BATAM (gokepri) — Badan Pengusahaan Batam (BP Batam) mempercepat realisasi investasi di Kawasan Ekonomi Khusus (KEK) Tanjung Sauh melalui penandatanganan dua nota kesepahaman dengan Panbil Group dan PT PLN Batam, Kamis, 23 Juli 2026. Kesepakatan itu diarahkan untuk memangkas hambatan investasi sekaligus memperkuat infrastruktur energi yang dibutuhkan kawasan industri baru.
Langkah tersebut menjadi respons atas meningkatnya kebutuhan lahan investasi dan pasokan listrik di Batam. Tanpa dukungan infrastruktur yang memadai, pengembangan kawasan industri baru berpotensi menghadapi kendala dalam menarik investor.
Nota kesepahaman pertama diteken BP Batam dengan PT Nusatama Properta Panbil mengenai dukungan investasi dan percepatan perizinan di KEK Tanjung Sauh. Dokumen itu ditandatangani Kepala BP Batam Amsakar Achmad bersama Komisaris Utama PT Nusatama Properta Panbil Johanes Kennedy Aritonang.

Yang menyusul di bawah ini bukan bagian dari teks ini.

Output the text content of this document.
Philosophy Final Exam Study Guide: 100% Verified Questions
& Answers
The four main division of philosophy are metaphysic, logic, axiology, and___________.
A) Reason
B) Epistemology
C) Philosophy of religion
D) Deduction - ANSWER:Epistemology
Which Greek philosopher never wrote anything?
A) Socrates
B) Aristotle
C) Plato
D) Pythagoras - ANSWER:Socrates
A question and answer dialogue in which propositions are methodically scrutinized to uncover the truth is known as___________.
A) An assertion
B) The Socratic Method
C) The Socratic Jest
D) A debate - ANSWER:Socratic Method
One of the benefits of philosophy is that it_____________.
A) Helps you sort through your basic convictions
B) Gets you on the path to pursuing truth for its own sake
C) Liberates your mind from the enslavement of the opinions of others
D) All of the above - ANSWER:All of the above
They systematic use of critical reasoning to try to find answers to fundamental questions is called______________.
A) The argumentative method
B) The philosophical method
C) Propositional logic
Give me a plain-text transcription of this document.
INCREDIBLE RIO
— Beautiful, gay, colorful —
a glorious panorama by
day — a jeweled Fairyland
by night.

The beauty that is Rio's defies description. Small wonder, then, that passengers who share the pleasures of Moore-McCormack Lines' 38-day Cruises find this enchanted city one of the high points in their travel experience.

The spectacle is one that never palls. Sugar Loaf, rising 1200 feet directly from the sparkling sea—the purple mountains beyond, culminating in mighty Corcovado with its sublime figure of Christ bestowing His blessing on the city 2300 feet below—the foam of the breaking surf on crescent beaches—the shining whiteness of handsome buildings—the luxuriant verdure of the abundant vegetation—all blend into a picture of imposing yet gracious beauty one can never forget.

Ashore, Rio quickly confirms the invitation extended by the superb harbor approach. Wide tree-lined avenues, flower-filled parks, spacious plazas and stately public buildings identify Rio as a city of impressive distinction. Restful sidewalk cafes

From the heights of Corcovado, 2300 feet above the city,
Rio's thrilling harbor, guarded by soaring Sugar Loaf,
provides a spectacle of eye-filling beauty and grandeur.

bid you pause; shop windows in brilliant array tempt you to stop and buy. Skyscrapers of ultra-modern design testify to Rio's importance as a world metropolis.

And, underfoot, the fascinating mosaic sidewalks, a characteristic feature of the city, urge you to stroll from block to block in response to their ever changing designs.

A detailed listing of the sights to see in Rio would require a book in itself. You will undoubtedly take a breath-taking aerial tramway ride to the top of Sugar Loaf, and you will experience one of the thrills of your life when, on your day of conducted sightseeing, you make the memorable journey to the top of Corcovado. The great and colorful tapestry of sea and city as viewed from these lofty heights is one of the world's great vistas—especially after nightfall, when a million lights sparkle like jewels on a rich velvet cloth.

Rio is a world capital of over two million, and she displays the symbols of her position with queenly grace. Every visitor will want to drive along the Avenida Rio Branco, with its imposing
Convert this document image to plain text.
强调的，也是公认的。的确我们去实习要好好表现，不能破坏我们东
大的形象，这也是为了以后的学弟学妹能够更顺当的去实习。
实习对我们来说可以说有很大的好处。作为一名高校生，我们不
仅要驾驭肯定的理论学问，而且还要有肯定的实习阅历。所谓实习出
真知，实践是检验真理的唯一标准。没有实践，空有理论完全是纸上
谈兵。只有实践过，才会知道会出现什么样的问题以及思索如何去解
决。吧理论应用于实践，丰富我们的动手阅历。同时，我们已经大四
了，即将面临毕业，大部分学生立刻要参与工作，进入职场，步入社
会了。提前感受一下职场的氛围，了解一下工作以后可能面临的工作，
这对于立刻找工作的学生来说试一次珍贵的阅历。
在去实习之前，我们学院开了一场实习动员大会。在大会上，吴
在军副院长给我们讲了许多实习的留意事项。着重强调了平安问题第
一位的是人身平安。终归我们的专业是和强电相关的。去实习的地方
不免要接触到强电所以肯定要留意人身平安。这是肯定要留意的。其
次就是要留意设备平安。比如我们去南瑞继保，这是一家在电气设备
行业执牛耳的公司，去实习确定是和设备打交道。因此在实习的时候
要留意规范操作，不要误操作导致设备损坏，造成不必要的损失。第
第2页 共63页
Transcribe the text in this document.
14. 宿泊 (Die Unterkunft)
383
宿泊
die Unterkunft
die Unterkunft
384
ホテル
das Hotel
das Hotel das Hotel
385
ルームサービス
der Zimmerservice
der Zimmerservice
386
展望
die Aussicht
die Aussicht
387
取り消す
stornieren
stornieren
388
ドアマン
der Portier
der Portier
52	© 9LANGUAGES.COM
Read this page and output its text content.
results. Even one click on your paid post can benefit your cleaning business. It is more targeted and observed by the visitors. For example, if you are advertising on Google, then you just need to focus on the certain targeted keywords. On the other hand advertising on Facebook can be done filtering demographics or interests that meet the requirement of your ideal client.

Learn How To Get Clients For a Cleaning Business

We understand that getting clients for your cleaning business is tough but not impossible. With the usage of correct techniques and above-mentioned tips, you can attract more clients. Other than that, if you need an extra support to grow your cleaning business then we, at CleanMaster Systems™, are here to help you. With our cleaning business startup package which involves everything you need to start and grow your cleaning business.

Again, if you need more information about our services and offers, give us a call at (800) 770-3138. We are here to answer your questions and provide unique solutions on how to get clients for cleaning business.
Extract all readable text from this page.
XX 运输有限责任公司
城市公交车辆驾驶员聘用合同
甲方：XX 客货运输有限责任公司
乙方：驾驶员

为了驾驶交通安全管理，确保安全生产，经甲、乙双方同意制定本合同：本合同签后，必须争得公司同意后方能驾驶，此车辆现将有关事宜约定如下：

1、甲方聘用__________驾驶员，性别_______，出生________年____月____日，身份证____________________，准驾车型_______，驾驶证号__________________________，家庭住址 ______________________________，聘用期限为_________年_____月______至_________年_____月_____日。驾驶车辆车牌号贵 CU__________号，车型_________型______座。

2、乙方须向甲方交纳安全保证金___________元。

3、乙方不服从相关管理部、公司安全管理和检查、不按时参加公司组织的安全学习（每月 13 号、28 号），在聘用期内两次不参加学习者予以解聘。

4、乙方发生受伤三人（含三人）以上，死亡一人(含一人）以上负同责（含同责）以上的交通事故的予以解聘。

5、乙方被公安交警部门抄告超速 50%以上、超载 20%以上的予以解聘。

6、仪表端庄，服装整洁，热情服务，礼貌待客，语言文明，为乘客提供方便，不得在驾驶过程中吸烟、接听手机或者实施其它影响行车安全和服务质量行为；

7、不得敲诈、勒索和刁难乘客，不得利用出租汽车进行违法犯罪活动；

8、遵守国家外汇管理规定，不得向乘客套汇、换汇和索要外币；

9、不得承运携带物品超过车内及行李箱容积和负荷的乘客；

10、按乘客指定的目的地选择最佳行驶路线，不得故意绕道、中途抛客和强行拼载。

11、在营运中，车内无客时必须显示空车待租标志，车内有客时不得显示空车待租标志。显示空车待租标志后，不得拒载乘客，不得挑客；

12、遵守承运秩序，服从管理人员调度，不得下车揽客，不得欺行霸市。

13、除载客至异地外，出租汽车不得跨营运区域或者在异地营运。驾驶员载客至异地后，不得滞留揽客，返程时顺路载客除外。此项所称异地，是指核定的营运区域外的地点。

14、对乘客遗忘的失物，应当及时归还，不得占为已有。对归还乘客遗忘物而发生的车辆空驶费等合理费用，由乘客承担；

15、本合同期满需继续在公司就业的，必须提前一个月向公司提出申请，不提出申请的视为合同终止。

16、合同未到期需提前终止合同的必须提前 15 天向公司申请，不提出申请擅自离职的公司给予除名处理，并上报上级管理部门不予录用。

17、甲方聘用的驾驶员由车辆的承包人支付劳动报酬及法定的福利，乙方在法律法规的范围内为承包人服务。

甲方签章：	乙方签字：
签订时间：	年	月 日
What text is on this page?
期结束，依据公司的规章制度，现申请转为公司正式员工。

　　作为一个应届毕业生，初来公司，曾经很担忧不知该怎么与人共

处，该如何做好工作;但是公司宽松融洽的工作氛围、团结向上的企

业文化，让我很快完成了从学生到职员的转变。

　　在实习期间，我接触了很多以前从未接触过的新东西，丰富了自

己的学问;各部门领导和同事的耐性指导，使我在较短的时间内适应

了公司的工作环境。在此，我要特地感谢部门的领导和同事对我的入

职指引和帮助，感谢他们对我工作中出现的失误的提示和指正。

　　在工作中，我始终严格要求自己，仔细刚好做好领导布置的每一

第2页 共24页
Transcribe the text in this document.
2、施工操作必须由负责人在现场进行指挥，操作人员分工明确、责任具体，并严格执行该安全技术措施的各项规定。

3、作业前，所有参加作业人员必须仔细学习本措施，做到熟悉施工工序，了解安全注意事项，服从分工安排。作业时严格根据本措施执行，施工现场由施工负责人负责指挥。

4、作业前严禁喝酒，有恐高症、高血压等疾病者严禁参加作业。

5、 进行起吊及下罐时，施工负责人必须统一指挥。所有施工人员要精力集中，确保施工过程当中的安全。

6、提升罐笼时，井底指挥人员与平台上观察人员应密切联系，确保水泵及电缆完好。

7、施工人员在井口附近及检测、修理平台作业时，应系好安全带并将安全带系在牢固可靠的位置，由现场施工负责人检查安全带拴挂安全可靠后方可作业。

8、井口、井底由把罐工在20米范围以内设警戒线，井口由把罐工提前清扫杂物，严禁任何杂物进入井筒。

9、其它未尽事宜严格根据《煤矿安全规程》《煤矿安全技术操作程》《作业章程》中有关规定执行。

Baca Juga: INFOGRAFIS: Penetapan KEK Tanjung Sauh
Pada kesempatan yang sama, PT PLN Batam dan PT Panbil Utilitas Sentosa juga menandatangani kerja sama penguatan keandalan sistem kelistrikan. Penandatanganan dilakukan Direktur Utama PT PLN Batam Kwin Fo dan Direktur Utama PT Panbil Utilitas Sentosa Frans Richard Leonard.
Kesepakatan tersebut menjadi fondasi pengembangan KEK Tanjung Sauh yang diproyeksikan sebagai kawasan industri, energi, dan logistik baru. Dari proses itu, percepatan perizinan dan kepastian infrastruktur diharapkan berjalan beriringan sehingga investasi dapat segera direalisasikan.
Chairman Panbil Group sekaligus Komisaris Utama PT Nusatama Properta Panbil, Johanes Kennedy Aritonang, mengatakan perusahaannya sedang membangun Pembangkit Listrik Tenaga Uap (PLTU) Tanjung Sauh dengan kapasitas tahap pertama 300 megawatt. Pembangkit itu ditargetkan mulai memasok listrik ke Batam dan Bintan pada Desember 2026, sedangkan unit kedua dijadwalkan beroperasi pada Maret 2027.
Johanes mengatakan lokasi PLTU Tanjung Sauh telah terintegrasi dengan sistem kelistrikan yang ada sehingga dapat melengkapi pasokan dari PLTU Tanjung Kasam. “Keberadaan PLTU Tanjung Sauh didukung oleh lokasi yang strategis dan terintegrasi dengan sistem kelistrikan yang telah ada, sehingga mampu saling melengkapi dengan PLTU Tanjung Kasam.”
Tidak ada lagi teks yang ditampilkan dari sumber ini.